Today is November 13. That means there are only 20 days left to the 2nd JLPT Test of this year. A chance for another attempt is coming.
But before trying the test again, I think I should try to find out why I failed the July test.
And these are what I have found.
First, I was lack of concentration. I still remember that, while I was doing the listening section, I thought that my scores of Language Knowledge Section and Reading Section would both surely be above 40, while the required score to pass the test was only 100, so what I needed was just to pass the minimum required score (20) of the Listening section. With that thought in mind, I did the Listening test in a very loose mood.
Besides, I was “distracted” by a girl. Truth be told, I spent a lot of time on glancing at her face, not paying much attention on the test papers, or on what the cassette was saying in the listening test. "How stupid!” You are thinking me so, right? I strongly agree with you.
Second, I was careless. For some questions, even I knew which choice was correct, yet, I filled in the wrong bubble! There were at least 2 questions that I filled in the wrong hole. If I had filled in the right bubble of those questions, I would have passed the exam. How unfortunately.

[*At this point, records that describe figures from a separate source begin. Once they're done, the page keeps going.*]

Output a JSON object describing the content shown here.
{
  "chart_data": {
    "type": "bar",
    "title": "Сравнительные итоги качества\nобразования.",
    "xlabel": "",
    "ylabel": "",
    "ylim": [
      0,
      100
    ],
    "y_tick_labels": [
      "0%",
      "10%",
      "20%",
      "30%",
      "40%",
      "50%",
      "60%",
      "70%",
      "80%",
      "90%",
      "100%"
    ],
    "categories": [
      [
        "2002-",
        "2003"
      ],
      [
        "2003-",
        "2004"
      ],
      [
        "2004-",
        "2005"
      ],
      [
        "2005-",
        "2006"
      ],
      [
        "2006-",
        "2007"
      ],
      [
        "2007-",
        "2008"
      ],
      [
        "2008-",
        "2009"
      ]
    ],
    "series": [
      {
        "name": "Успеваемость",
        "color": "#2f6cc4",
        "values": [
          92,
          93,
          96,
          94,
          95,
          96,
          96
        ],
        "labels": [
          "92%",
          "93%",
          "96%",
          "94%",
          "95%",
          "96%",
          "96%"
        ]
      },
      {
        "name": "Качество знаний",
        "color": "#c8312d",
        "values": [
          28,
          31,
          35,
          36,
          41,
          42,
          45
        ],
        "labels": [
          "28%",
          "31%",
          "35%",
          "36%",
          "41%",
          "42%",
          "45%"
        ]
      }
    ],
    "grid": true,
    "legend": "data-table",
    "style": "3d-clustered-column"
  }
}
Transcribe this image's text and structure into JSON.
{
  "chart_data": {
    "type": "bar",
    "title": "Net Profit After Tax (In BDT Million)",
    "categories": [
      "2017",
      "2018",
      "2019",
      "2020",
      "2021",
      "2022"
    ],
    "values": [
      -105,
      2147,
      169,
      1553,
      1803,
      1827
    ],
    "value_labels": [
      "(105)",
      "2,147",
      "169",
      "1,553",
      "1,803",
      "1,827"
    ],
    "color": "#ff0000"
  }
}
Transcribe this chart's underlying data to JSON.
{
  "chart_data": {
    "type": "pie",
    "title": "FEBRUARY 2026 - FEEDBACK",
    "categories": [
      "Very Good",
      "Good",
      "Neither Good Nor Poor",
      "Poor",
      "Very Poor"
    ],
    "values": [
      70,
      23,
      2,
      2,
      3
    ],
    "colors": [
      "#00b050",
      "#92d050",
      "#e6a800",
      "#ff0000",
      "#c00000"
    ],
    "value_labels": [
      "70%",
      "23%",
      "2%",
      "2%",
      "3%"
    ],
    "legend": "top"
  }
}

Third, my Japanese knowledge was not good enough. There were still many things I didn’t know, especially in the questions of Language Knowledge section. I think this is because I didn’t study enough, after all.
Of course, there are still many other reasons of my failure, but I think 3 things listed above are the most crucial ones.
So, what should a man do after he has found the reasons of his failure? Of course, the answer is “to try not to commit those mistakes again”.
“Please accept my deep regret, I will not fail you again.”
This is a line of Templar Assassin, a playable hero from a game called Dota 2. She speaks this line when she respawns from death. I really like this line though, and looks like this line really fits my current situation.